Manchester is struggling to survive. Whole departments have disappeared. Almost two years ago we agreed 'heads of terms' with the council to purchase land on which to build our new church. As far as I can work out the department with which we are negotiating is now reduced to a single person who is very nice and helpful, but simply cannot cope with the workload. Two years on we have still not signed a contract.

Another visit to the East End of London recently didn't do much to reassure me that their experience will be any different. It is already clear that those who live on the estates of Stratford or Shadwell gained very little from the Olympics. Welfare 'reform' is going to clear thousands of the poorest citizens from London.

So what does any of this have to do with us as a family? Or with Christmas for that matter? Or, for those of you who care about such things, with God?

I am constantly brought back to an insight of my former college principal, Brian Haymes (yes—I'm still quoting the Shining One after all these years!). Discussing the ecological crisis facing us, he confessed himself to be profoundly pessimistic about the chances of turning around the oncoming environmental catastrophe. However, Brian added, pessimism alone would lead us to inaction, fatalism and apathy. The folly of the Christian Gospel is that it offers us hope.

Hope should not be confused with optimism. Optimism is the naive belief that things can only get better. Optimism is the unshakable confidence in human progress. Optimism is the misplaced certainty that the economic benefit of a massive event like the Olympics or Commonwealth Games will 'trickle down' and somehow transform the lives of the poor.

The crowds who greeted Jesus on Palm Sunday were optimistic. The Magi who sought the transforming Messiah in Herod's palace were optimistic. Judas Iscariot was optimistic that Jesus would bring about change by political revolution.

All of that optimism led the baby born in a stable to be crucified on a cross, the ignominious death reserved for the humiliation of those upstart criminals who threatened the stability of the Roman Empire. If Jesus was to bring about political change, he was an utter failure.

As Christians, though, we believe in Resurrection.
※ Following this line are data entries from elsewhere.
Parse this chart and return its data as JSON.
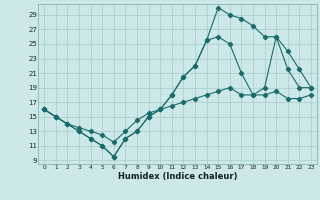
{
  "xlabel": "Humidex (Indice chaleur)",
  "bg_color": "#cce8e8",
  "grid_color": "#aacccc",
  "line_color": "#1a6b6b",
  "xlim": [
    -0.5,
    23.5
  ],
  "ylim": [
    8.5,
    30.5
  ],
  "yticks": [
    9,
    11,
    13,
    15,
    17,
    19,
    21,
    23,
    25,
    27,
    29
  ],
  "xticks": [
    0,
    1,
    2,
    3,
    4,
    5,
    6,
    7,
    8,
    9,
    10,
    11,
    12,
    13,
    14,
    15,
    16,
    17,
    18,
    19,
    20,
    21,
    22,
    23
  ],
  "line1_x": [
    0,
    1,
    2,
    3,
    4,
    5,
    6,
    7,
    8,
    9,
    10,
    11,
    12,
    13,
    14,
    15,
    16,
    17,
    18,
    19,
    20,
    21,
    22,
    23
  ],
  "line1_y": [
    16,
    15,
    14,
    13,
    12,
    11,
    9.5,
    12,
    13,
    15,
    16,
    18,
    20.5,
    22,
    25.5,
    30,
    29,
    28.5,
    27.5,
    26,
    26,
    24,
    21.5,
    19
  ],
  "line2_x": [
    0,
    1,
    2,
    3,
    4,
    5,
    6,
    7,
    8,
    9,
    10,
    11,
    12,
    13,
    14,
    15,
    16,
    17,
    18,
    19,
    20,
    21,
    22,
    23
  ],
  "line2_y": [
    16,
    15,
    14,
    13,
    12,
    11,
    9.5,
    12,
    13,
    15,
    16,
    18,
    20.5,
    22,
    25.5,
    26,
    25,
    21,
    18,
    19,
    26,
    21.5,
    19,
    19
  ],
  "line3_x": [
    0,
    1,
    2,
    3,
    4,
    5,
    6,
    7,
    8,
    9,
    10,
    11,
    12,
    13,
    14,
    15,
    16,
    17,
    18,
    19,
    20,
    21,
    22,
    23
  ],
  "line3_y": [
    16,
    15,
    14,
    13.5,
    13,
    12.5,
    11.5,
    13,
    14.5,
    15.5,
    16,
    16.5,
    17,
    17.5,
    18,
    18.5,
    19,
    18,
    18,
    18,
    18.5,
    17.5,
    17.5,
    18
  ]
}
Resurrection—that the despair of crucifixion, was by no means the end of the story. That after three days, Jesus gave us a glimpse of the eternal life in which death is not the end, and in which transformation is possible. This is hope, not optimism.
Hope which energises.
Hope which engages.
Hope which enrages.

So yes, I am enraged. I am enraged that if the Baby Jesus were born in Openshaw, he would live 8 years less than his cousin born in middle England.

And yet, when the NHS came knocking again in June I resisted the temptation to despair and tell them where to go. I am all too aware of the possibilities of failure in our attempt to transform health services in North Manchester. I am very conscious of the all-pervading cynicism which sees the current reforms as just one more round of the constant reorganisation of the health service. I am not optimistic.

But my hope, my faith keeps me energised, engaged and enraged.